His paintings portray a perfect blend of a rustic and a traditional subject in combination with a contemporary treatment.
Tailor Srinivas’s unique method of using pigments against each other, give the paintings a very refreshing approach.
“Though, I always prefer using black and white, I just love the whole dash of greenish and bluish shades against gray, brown and black in my paintings.
It is a new colour scheme I tried implementing, and it turned out really well,” explains the artist.
His work is defined as stylised figuration, wherein the characters look beautiful and poetic, they make their presence felt and are also in conversation with one another.
His art exhibition, Salt of The Earth, which is on at the Icon Art Gallery takes you on a journey into the rural life, livelihood of the people, their anguish and their emotions.
“All my paintings predominantly portray how people in the rural setting are so connected to the earth there, their faith in 'dharthi' – their effort in growing food from the soil which is their source of living.
It also shows how they bond with the it,” Srinivas explains. Elaborating on the title, he says, “I call it so because people are so attached with the soil that they even share their sorrows with it.” Transferring his rustic fascination, his canvases portray a sense of connection not just between the characters, but with nature too.
"To bring in the nature element, I used fishes, tress and lotus ponds in the background, painted in bright colours. This was something I did as an experiment but later realised that it added just the right feel." Unlike other artists, Srinivas says he prefers living in the village and painting rather than live in the city.
"I like living close to my subject. I take inspiration from everyday people who live in and around my village." His grandfather was a tailor and hence the word "tailor" got tagged along with their names.
His father was a teacher and though not hailing from a tailor family, his dream was to be an artist.

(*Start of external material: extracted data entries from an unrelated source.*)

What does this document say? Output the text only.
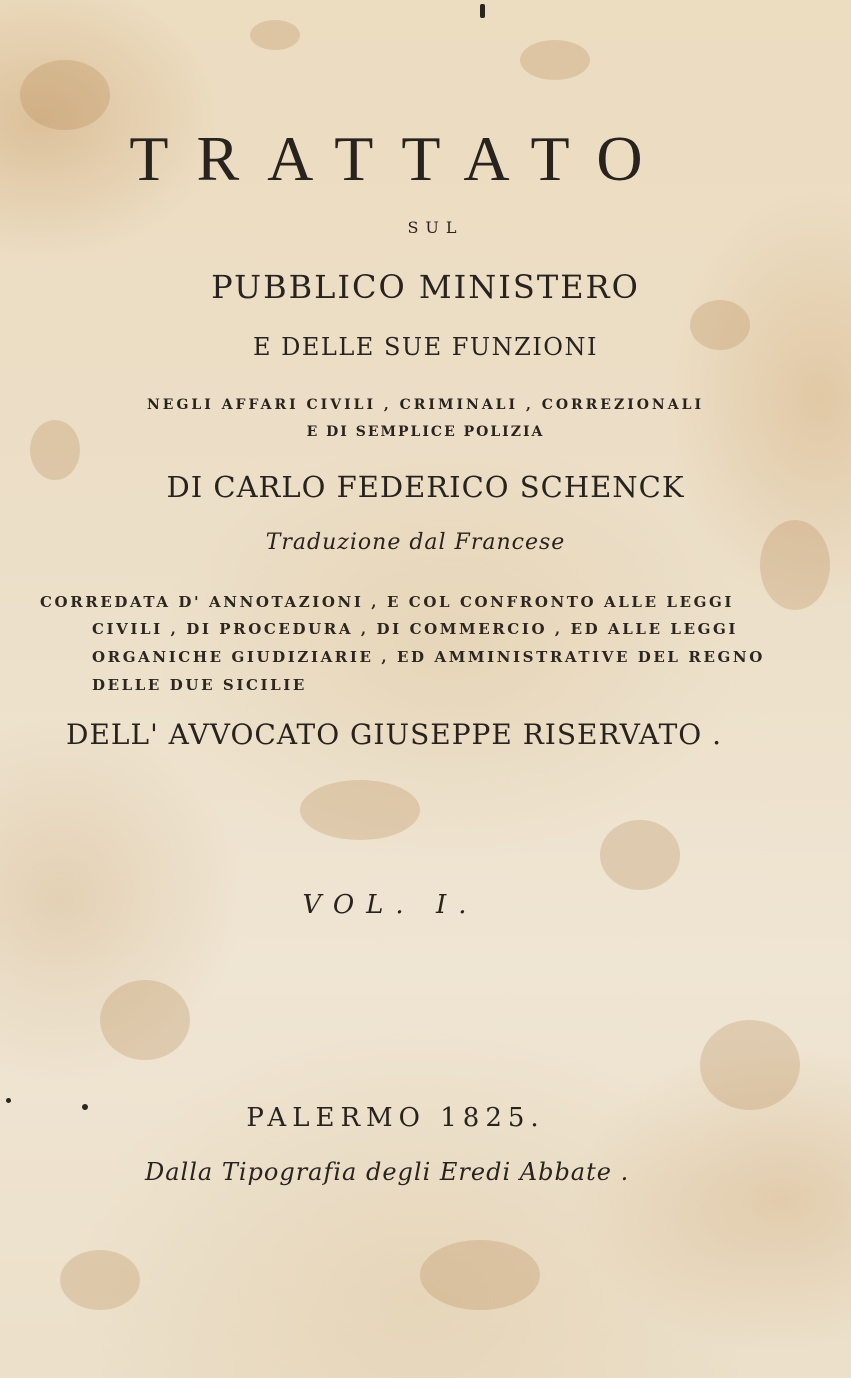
TRATTATO
SUL
PUBBLICO MINISTERO
E DELLE SUE FUNZIONI
NEGLI AFFARI CIVILI , CRIMINALI , CORREZIONALI
E DI SEMPLICE POLIZIA
DI CARLO FEDERICO SCHENCK
Traduzione dal Francese
CORREDATA D' ANNOTAZIONI , E COL CONFRONTO ALLE LEGGI
CIVILI , DI PROCEDURA , DI COMMERCIO , ED ALLE LEGGI
ORGANICHE GIUDIZIARIE , ED AMMINISTRATIVE DEL REGNO
DELLE DUE SICILIE
DELL' AVVOCATO GIUSEPPE RISERVATO .
VOL. I.
PALERMO 1825.
Dalla Tipografia degli Eredi Abbate .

“I was not aware of the art world as a kid.But, as I grew up, I saw people painting sign boards, which is when I started loving paints. I would see a few artists like Rajaiah and other local artists in Bal Bhawan in Siddhipet and learn from them.” Srinivas started off with sketching village people, houses in the village and trees.

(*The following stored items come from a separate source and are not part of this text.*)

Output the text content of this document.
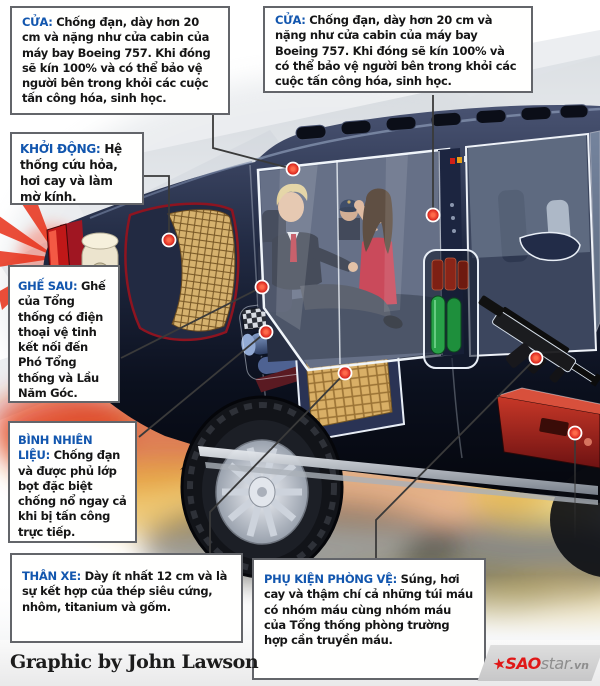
CỬA: Chống đạn, dày hơn 20 cm và nặng như cửa cabin của máy bay Boeing 757. Khi đóng sẽ kín 100% và có thể bảo vệ người bên trong khỏi các cuộc tấn công hóa, sinh học.
CỬA: Chống đạn, dày hơn 20 cm và nặng như cửa cabin của máy bay Boeing 757. Khi đóng sẽ kín 100% và có thể bảo vệ người bên trong khỏi các cuộc tấn công hóa, sinh học.
KHỞI ĐỘNG: Hệ thống cứu hỏa, hơi cay và làm mờ kính.
GHẾ SAU: Ghế của Tổng thống có điện thoại vệ tinh kết nối đến Phó Tổng thống và Lầu Năm Góc.
BÌNH NHIÊN LIỆU: Chống đạn và được phủ lớp bọt đặc biệt chống nổ ngay cả khi bị tấn công trực tiếp.
THÂN XE: Dày ít nhất 12 cm và là sự kết hợp của thép siêu cứng, nhôm, titanium và gốm.
PHỤ KIỆN PHÒNG VỆ: Súng, hơi cay và thậm chí cả những túi máu có nhóm máu cùng nhóm máu của Tổng thống phòng trường hợp cần truyền máu.
Graphic by John Lawson	★
SAO star .vn
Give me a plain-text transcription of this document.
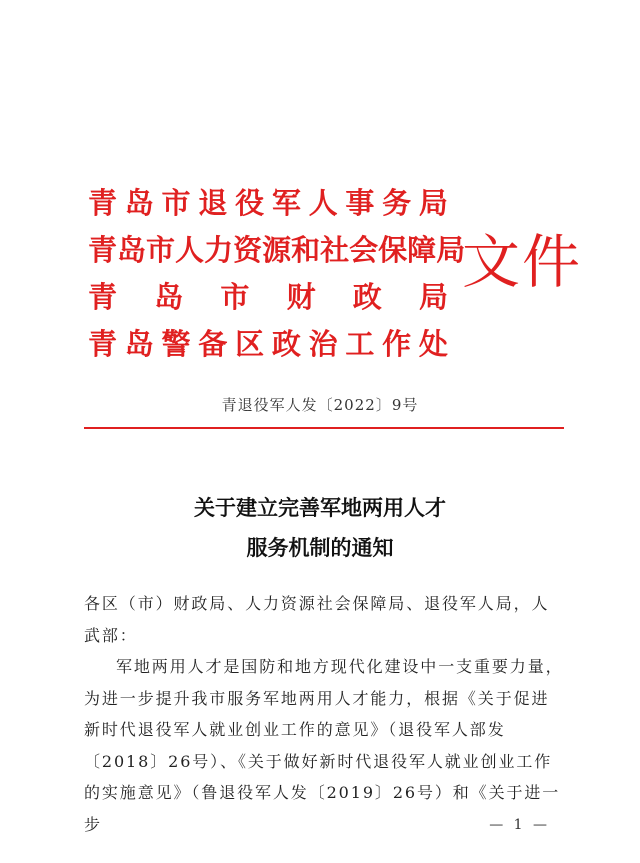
青 岛 市 退 役 军 人 事 务 局
青 岛 市 人 力 资 源 和 社 会 保 障 局
青 岛 市 财 政 局
青 岛 警 备 区 政 治 工 作 处
文件
青退役军人发〔2022〕9号
关于建立完善军地两用人才
服务机制的通知

各区（市）财政局、人力资源社会保障局、退役军人局，人武部：

军地两用人才是国防和地方现代化建设中一支重要力量，为进一步提升我市服务军地两用人才能力，根据《关于促进新时代退役军人就业创业工作的意见》（退役军人部发〔2018〕26号）、《关于做好新时代退役军人就业创业工作的实施意见》（鲁退役军人发〔2019〕26号）和《关于进一步	— 1 —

He then went on to pursue his Masters in Fine Arts from the Hyderabad Central University in 2000. “I started doing figurative art. I would use water colours initially, but later switched to acrylic colours. I also like abstract art, but prefer any painting with a strong drawing and colour scheme,” he says.
Srinivas also says that he has been working on bringing something new. He elaborates, “I love to paint with freedom and I never plan before I start.
The colours just flow automatically and create magic. I am happy with the way people have responded to my paintings, and I want to try and execute as many new elements as possible.” Listing his idols, he says, “I love all the old masters of Indian Contemporary art like Gemini Roy, MF Hussain, Laxma Goud and Vaikuntham.” Tailor Srinivas has thus far participated in quite a few art exhibitions, including the 46th National Exhibition of Art, Lalit Kala Akademi, New Delhi in 2006, All India Art Competition, South Central Zone Cultural Centre (SCZCC), Nagpur and the Annual Exhibition of Potti Sriramulu Telugu University, Hyderabad, in 2003.
Salt of the Earth will be on display till April 5, from 11 am to 7 pm at the Icon Art Gallery.